Floss's defense of the war against Yugoslavia, shame-faced though it was, caused consternation among some of the delegates at the press conference. Joan Russow, chairperson of the Green Party of Canada, rose to say that her party had denounced the Kosovo War from the very beginning. But Ms. Russow's anti-militarism was tentative at best. She said the Canadian Greens would never support military intervention, unless it had the support of the United Nations. When this reporter pointed out that the UN had backed the war against Iraq and the ongoing sanctions against that country, Ms. Russow said, “Yes, and that's the worst thing they have ever done.”

At an earlier press conference, featuring Greens elected to local office in the US, Mike Feinstein, a council member from Santa Monica, California, defended the role of the German Greens in the crassest terms. Speaking of the situation in Germany, he said, “When it came to whether we should stay in a coalition and try to modify the policies of the SPD or leave and have them go into coalition with the Christian Democrats, and have a far more militaristic policy, we decided to try and stay and influence the government.”

Feinstein's claim that the German Greens have used their position in the coalition government to oppose or retard the growth of militarism is belied by the facts. The main lesson the Greens drew from NATO's attack on Yugoslavia was the necessity for Germany to build up and modernize its military to prepare for similar interventions in the future.

Other issues emerged at the June 24 press conference underscoring the manner in which the Greens' nationalist and opportunist politics have lined them up behind sections of big business. This was particularly evident in the positions of the Green parties in Latin America.

In his remarks, Arnold Jager, the Coordinator of International Relations for the Green Ecologist Party of Mexico, said the party was supporting the right-wing National Action Party (PAN) and its candidate Vincente Fox in the national elections. Jager justified this by noting the repressive character of the ruling Revolutionary Institutional Party (PRI), and claiming that the election of Fox—a former top Coca-Cola executive—would bring democracy to Mexico.

A similar position was taken by Alex Gonzalez, a representative of Peru's Green Alternative Party, who said his party supported Alejandro Toledo—a US-trained economist and World Bank adviser—in the recent elections.
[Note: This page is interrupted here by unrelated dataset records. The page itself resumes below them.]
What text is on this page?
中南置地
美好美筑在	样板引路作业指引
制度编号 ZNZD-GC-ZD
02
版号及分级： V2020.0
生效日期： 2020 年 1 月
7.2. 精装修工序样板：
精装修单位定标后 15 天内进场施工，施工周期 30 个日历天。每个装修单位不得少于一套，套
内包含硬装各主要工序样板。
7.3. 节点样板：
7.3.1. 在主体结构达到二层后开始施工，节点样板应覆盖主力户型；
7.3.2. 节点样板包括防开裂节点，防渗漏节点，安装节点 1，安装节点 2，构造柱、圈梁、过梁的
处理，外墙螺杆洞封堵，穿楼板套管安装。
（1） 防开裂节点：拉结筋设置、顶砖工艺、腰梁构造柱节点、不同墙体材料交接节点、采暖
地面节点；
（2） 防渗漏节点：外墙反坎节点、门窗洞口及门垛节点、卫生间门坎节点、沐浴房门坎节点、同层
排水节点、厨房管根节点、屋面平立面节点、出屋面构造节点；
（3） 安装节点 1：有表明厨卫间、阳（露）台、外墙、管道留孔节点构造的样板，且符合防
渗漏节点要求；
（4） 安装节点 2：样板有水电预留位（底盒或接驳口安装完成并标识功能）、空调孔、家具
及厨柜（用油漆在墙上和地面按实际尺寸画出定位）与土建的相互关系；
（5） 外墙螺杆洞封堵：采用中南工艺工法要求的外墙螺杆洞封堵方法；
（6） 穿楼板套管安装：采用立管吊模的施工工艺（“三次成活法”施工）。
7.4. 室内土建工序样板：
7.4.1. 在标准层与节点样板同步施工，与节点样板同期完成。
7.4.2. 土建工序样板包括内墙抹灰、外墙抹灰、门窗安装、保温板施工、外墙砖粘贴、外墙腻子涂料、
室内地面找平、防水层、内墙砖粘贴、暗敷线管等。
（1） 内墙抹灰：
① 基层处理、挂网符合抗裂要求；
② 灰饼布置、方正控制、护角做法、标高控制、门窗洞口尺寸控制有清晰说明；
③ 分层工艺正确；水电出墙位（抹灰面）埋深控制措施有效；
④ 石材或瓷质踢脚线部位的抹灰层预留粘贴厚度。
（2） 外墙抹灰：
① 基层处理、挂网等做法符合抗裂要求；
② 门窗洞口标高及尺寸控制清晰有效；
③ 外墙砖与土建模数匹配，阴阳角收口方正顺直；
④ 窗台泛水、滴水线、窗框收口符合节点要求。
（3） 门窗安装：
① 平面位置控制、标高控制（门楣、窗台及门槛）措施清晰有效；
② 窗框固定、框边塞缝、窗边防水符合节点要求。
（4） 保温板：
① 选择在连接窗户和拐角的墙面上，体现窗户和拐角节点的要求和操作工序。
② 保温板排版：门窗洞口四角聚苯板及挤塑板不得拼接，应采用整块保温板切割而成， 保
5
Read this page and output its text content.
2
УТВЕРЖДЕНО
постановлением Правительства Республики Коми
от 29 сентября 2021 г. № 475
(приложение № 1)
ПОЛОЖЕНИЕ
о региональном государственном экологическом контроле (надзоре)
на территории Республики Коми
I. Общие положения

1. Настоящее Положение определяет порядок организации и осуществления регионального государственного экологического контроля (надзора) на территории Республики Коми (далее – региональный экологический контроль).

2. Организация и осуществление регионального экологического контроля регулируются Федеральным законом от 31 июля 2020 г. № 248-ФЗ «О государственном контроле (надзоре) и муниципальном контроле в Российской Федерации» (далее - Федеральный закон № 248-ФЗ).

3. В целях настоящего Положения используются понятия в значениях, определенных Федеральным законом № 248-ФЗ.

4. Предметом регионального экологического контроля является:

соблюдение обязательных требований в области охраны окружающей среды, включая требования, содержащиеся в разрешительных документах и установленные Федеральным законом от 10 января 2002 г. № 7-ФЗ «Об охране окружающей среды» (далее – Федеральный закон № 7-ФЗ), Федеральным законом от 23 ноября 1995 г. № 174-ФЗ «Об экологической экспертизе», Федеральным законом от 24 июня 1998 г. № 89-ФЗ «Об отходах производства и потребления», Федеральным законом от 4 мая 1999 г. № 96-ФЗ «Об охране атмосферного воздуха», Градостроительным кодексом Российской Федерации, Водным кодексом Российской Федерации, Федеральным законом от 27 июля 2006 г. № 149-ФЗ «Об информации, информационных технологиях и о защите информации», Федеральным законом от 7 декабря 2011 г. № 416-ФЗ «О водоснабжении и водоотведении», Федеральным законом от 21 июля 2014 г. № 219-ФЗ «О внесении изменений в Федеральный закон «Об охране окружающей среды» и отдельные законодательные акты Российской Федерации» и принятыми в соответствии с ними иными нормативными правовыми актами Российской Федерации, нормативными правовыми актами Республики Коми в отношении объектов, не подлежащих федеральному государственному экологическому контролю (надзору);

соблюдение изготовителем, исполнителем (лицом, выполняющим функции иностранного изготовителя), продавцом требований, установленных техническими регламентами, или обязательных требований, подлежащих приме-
Gonzalez justified this alliance on the grounds that the Fujimori regime, like the PRI in Mexico, was repressive.

In light of Nader's denunciations of the North American Free Trade Agreement (NAFTA) with Mexico and the Green candidate's alliance with the US Teamsters union bureaucracy against Mexican truck drivers entering the US, this reporter asked the Mexican Green representative what he thought of Nader's call to terminate NAFTA.
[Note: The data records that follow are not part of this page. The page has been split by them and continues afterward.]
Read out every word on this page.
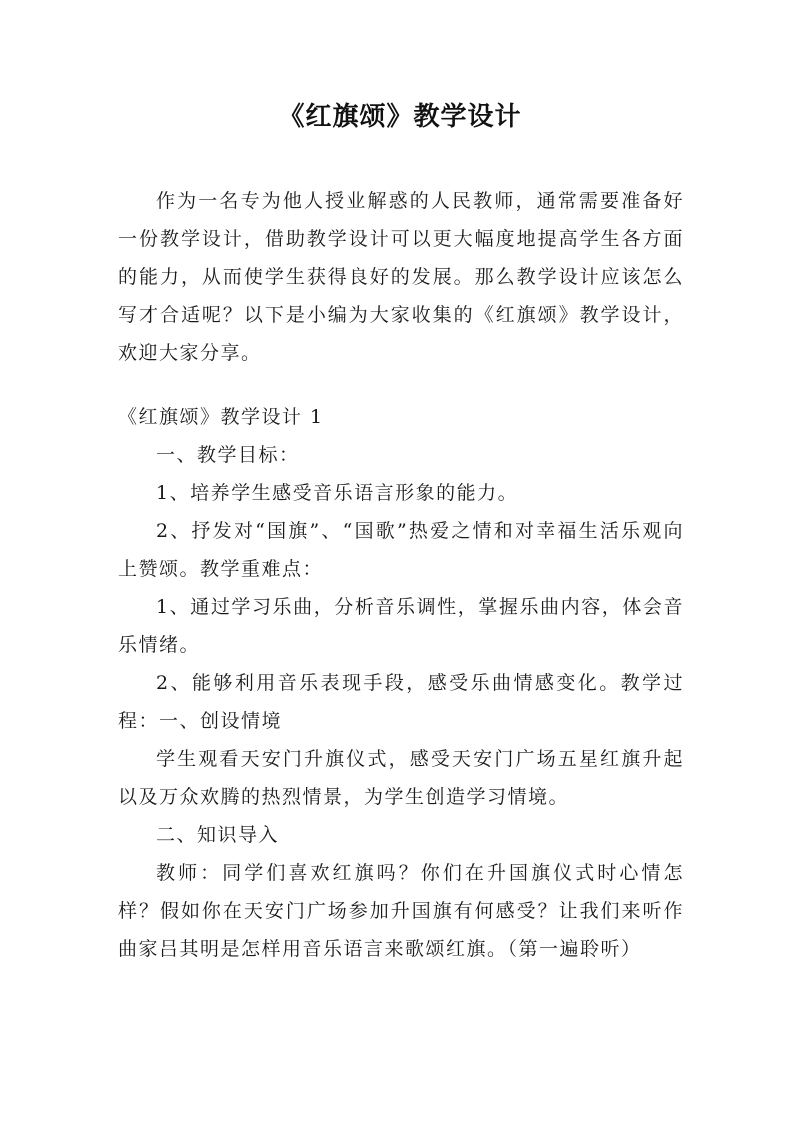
《红旗颂》教学设计
作为一名专为他人授业解惑的人民教师，通常需要准备好一份教学设计，借助教学设计可以更大幅度地提高学生各方面的能力，从而使学生获得良好的发展。那么教学设计应该怎么写才合适呢？以下是小编为大家收集的《红旗颂》教学设计，欢迎大家分享。

《红旗颂》教学设计 1

一、教学目标：

1、培养学生感受音乐语言形象的能力。

2、抒发对“国旗”、“国歌”热爱之情和对幸福生活乐观向上赞颂。教学重难点：

1、通过学习乐曲，分析音乐调性，掌握乐曲内容，体会音乐情绪。

2、能够利用音乐表现手段，感受乐曲情感变化。教学过程：一、创设情境

学生观看天安门升旗仪式，感受天安门广场五星红旗升起以及万众欢腾的热烈情景，为学生创造学习情境。

二、知识导入

教师：同学们喜欢红旗吗？你们在升国旗仪式时心情怎样？假如你在天安门广场参加升国旗有何感受？让我们来听作曲家吕其明是怎样用音乐语言来歌颂红旗。（第一遍聆听）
Arnold Jager responded, “We are not for that. From the Mexican side, from the folks' side, we don't believe in terminating NAFTA. It has brought positive things and negative things. Our major income comes from the maquiladora factories on the US border. I don't think we are taking away jobs. The transnationals are coming for cheaper labor, but it is generating jobs. In a few months Mexican trucks will be able to come to the US. That is part of the NAFTA agreement and they [the US] will have to honor it. That is the thing the three countries signed. Our party feels they must fulfill the agreement.”
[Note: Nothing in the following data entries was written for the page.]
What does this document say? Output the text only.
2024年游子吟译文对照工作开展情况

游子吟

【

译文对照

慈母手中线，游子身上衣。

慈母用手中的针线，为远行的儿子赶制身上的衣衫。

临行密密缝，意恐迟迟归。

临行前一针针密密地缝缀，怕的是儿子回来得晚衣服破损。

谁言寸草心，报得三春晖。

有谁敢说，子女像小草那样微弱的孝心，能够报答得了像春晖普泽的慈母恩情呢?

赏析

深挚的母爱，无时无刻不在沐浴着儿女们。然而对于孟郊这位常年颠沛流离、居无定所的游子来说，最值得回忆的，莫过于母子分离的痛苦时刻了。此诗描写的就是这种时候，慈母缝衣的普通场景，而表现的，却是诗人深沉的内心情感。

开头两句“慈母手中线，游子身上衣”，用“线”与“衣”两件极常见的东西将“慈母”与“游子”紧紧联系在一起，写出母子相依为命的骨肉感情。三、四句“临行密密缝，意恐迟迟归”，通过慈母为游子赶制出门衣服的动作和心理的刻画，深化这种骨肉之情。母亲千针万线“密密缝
Jager's response illustrated the sharp divisions along national lines between many of the parties that are supposedly united in the Green federation. Because the Green parties are nationally oriented and see their role as influencing big business and its representatives, they are incapable of maintaining any genuine independence from the economic and political setups in their own countries, and lack any principled basis for international collaboration.